One lane is (still) not enough...

After my quick post yesterday where I said one lane isn't enough, I was asked to elaborate a bit more, if I could. Well, I don't want do get into the details of the experiment itself, but I'm happy to jump into the "controls" a bit more in depth.

What I can tell is that with one lane of RNA-Seq (Illumina data50bp), all of the variations I find show up either in known polymorphism database or as somatic SNPs, with a few exceptions. The few exceptions just turn out to be exceptions for lack of coverage.

For a "control", I took two data sets (from two separate patients) - each with 6 individual lanes of sequencing data. (I realize this isn't the most robust experiment, but it shows a point.) In the perfect world, each of the 6 lanes per person would have sampled the original library equally well.

So, I matched up one lane from each patient into 6 sets and asked the question: How many transcripts are void (less than 5 tags) in one sample and at least 5x greater in the other sample. (I did this in both directions.)

The results aren't great.

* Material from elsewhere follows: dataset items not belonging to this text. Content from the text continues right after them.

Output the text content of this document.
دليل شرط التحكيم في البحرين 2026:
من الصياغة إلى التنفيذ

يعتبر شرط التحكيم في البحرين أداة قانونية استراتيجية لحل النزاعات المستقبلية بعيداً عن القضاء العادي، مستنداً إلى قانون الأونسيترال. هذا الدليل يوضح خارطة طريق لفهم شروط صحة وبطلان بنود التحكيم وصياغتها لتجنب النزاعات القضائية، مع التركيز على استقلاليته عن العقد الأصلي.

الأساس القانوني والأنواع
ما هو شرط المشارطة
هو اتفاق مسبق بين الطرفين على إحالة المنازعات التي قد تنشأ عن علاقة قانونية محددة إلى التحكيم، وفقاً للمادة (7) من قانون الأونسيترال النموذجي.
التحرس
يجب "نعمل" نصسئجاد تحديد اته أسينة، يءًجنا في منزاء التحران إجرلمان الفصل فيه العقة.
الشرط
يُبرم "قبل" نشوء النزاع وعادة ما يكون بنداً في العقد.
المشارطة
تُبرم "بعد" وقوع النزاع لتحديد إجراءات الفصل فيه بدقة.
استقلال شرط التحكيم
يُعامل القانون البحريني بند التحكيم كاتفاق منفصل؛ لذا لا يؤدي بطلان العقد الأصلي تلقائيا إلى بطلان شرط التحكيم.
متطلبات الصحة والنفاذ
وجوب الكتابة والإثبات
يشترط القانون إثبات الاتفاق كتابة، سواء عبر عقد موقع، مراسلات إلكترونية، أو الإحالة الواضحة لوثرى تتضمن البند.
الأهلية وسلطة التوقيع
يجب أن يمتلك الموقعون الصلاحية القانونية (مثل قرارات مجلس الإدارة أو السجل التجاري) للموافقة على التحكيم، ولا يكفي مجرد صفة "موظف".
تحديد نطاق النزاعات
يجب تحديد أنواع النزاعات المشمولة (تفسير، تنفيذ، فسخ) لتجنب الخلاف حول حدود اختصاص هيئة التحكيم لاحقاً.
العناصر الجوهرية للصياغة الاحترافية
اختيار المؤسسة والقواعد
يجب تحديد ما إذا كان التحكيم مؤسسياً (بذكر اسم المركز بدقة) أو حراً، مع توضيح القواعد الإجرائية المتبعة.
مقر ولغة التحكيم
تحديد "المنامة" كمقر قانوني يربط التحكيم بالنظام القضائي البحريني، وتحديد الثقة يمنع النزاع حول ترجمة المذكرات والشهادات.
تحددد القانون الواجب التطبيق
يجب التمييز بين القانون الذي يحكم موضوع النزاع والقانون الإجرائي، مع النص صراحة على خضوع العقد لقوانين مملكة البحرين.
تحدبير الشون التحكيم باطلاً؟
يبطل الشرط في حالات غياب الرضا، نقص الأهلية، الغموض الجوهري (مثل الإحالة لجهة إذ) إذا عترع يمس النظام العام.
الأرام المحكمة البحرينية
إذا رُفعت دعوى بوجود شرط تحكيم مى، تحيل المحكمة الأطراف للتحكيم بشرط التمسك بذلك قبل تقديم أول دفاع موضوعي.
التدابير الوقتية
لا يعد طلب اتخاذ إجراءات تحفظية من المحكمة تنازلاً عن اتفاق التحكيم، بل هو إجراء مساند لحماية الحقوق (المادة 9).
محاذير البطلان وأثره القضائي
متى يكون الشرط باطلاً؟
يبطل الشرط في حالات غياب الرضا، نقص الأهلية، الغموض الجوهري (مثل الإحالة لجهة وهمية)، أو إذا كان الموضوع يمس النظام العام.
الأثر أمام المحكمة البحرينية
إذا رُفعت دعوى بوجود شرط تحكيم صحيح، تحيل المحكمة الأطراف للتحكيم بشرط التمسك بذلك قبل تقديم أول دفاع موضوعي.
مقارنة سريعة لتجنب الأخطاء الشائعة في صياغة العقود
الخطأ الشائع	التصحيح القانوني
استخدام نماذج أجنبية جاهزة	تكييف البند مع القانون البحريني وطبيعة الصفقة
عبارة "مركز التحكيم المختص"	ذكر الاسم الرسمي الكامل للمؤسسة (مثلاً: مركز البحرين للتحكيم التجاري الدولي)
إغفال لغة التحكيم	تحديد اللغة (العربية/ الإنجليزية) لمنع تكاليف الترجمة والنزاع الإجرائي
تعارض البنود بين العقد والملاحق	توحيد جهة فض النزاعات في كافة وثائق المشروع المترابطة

In one direction, I see an average of 1245 Transcripts (about 680 genes, so there's some overlap amongst the transcript set) with a std dev. of 38 Transcripts. That sounds pretty consistent, till you look for the overlap in actual transcripts: avg 27.3 with a std dev of 17.4. (range 0-60). And, when with do the calculations, the most closely matched data sets only have a 5% overlap.

The results for the opposite direction were similar: Average of 277 transcripts found that met the criteria (std.dev of 33.61), with an average overlap between data sets being 4.8, std. dev 4.48. (range of 0-11 transcripts in common.) The best overlap in "upregulated" genes for this dataset was just over 4% concordance with a second pair of lanes.

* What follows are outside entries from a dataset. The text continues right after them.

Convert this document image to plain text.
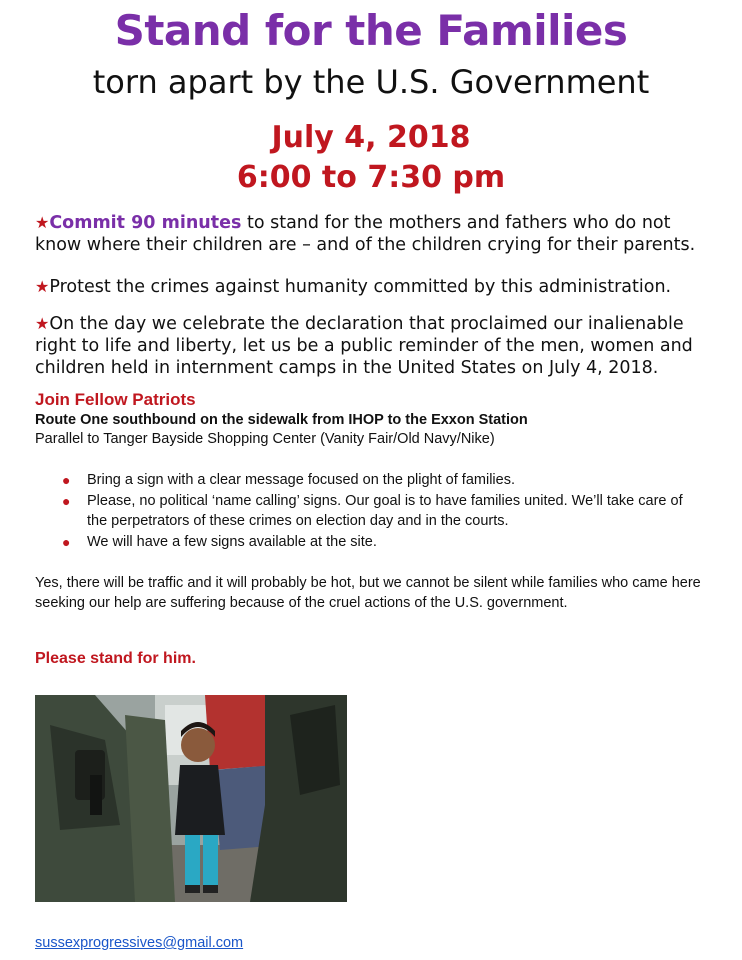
Stand for the Families
torn apart by the U.S. Government
July 4, 2018
6:00 to 7:30 pm
★Commit 90 minutes to stand for the mothers and fathers who do not know where their children are – and of the children crying for their parents.
★Protest the crimes against humanity committed by this administration.
★On the day we celebrate the declaration that proclaimed our inalienable right to life and liberty, let us be a public reminder of the men, women and children held in internment camps in the United States on July 4, 2018.
Join Fellow Patriots
Route One southbound on the sidewalk from IHOP to the Exxon Station
Parallel to Tanger Bayside Shopping Center (Vanity Fair/Old Navy/Nike)
● Bring a sign with a clear message focused on the plight of families.
● Please, no political ‘name calling’ signs. Our goal is to have families united. We’ll take care of the perpetrators of these crimes on election day and in the courts.
● We will have a few signs available at the site.
Yes, there will be traffic and it will probably be hot, but we cannot be silent while families who came here seeking our help are suffering because of the cruel actions of the U.S. government.
Please stand for him.
sussexprogressives@gmail.com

So, what this tells me (for a VERY dirty experiment) is that expression of genes in one lane is highly variable depending on the lane for genes expressed at the low end. (Sampling at the high end usually pretty good, so I'm not too concerned about that.)

What I haven't answered yet is how many lanes is enough. Alas, I have to go do some volunteering, so that experiment will have to wait for another day. And, of course, the images I created along the way will have to follow later as well.